Utilities usually take some measures to adapt to these risks:

 Private telecommunication network solutions are chosen, even if there are commercially available alternatives, to avoid that their investments or costs are decided outside their industry.

 Access to niche telecommunication solutions and product vendors. Apart from the grid knowledge of many of these vendors, they offer their solutions with long‐term availability commitments.

 Integration of telecommunication solutions and even technology inside grid elements. The use of assets that are intrinsically part of the grid (optical fiber cables, PLC, etc.) guarantee that they evolve as the grid infrastructure does.

 Integration of replaceable telecommunication modules within the devices to be connected, or as separate boxes connected through simple standard interfaces, to minimize disruptions due to external changes.

All these precautions come with a price.
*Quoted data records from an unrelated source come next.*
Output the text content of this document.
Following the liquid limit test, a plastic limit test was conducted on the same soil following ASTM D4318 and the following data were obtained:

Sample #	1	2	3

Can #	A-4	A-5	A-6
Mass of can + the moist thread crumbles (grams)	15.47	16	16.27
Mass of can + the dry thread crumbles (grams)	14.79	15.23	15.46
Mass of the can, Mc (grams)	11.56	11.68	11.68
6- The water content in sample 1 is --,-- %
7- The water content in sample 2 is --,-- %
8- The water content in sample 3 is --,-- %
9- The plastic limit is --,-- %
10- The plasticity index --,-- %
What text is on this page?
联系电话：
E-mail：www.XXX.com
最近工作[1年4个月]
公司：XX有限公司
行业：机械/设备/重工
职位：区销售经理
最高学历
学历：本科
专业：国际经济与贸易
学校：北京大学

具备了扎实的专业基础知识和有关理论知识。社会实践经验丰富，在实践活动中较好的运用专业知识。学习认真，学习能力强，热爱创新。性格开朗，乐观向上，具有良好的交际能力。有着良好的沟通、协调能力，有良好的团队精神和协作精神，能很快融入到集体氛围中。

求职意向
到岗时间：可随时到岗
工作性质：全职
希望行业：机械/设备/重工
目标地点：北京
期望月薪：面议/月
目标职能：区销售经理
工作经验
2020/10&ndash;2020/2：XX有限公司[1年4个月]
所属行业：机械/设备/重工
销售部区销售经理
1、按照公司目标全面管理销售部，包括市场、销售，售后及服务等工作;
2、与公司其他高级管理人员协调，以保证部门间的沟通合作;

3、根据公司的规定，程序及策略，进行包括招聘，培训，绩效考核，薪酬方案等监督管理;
Private telecommunications network solutions require an expertise that needs to be found within the utility, contracted as a service, or existing within niche TSPs. Niche solutions have the handicap that they are not usually best of breed, as they are not based on the ultimate knowledge and resources from market leaders; moreover, as the niche market may be comparatively small, the attraction of competitors is limited, so that it may end up with prices (costs) that are not competitive. Integration of telecommunication solutions within the grid requires that utilities open their grids to telecommunication experts so that the field they need to explore is available to develop and test new ideas; this might not be easy being the grid a place where safety and reliability of service is a key aspect.

Thus, there are some considerations to observe when designing the Smart Grid evolution with Telecommunications:

 Smart grids telecommunication solutions must be always understood as a moving target; i.e., any solution, while in the process of being delivered, must be managed observing its next evolutionary step, as due to the longer technology cycles in Smart Grids, telecommunication solutions will change faster that Smart Grid ones.

 Telecommunications solutions must come to the Smart Grid infrastructure in the form of technological waves that will be applied to the existing grids, in such a way that along the life cycle of a grid asset, several evolutionary telecommunication solutions will be applied.

 Requirements imposed by the Smart Grid must be realistic but challenging, to find a solution within the existing solutions, while simultaneously providing requirements to the next wave of telecommunication solutions for Smart Grids.

 Telecommunication solutions must be scalable, meaning that networks and network end‐points will be able to increase in extension and number (respectively) without general network degradation.

 No single solution will ever exist for the “smarter grid.” All Smart Grid evolutions will be a consequence of complex decisions, based on regulatory and business aspects, electric and telecommunications technical, and strategy considerations that will configure unique solutions.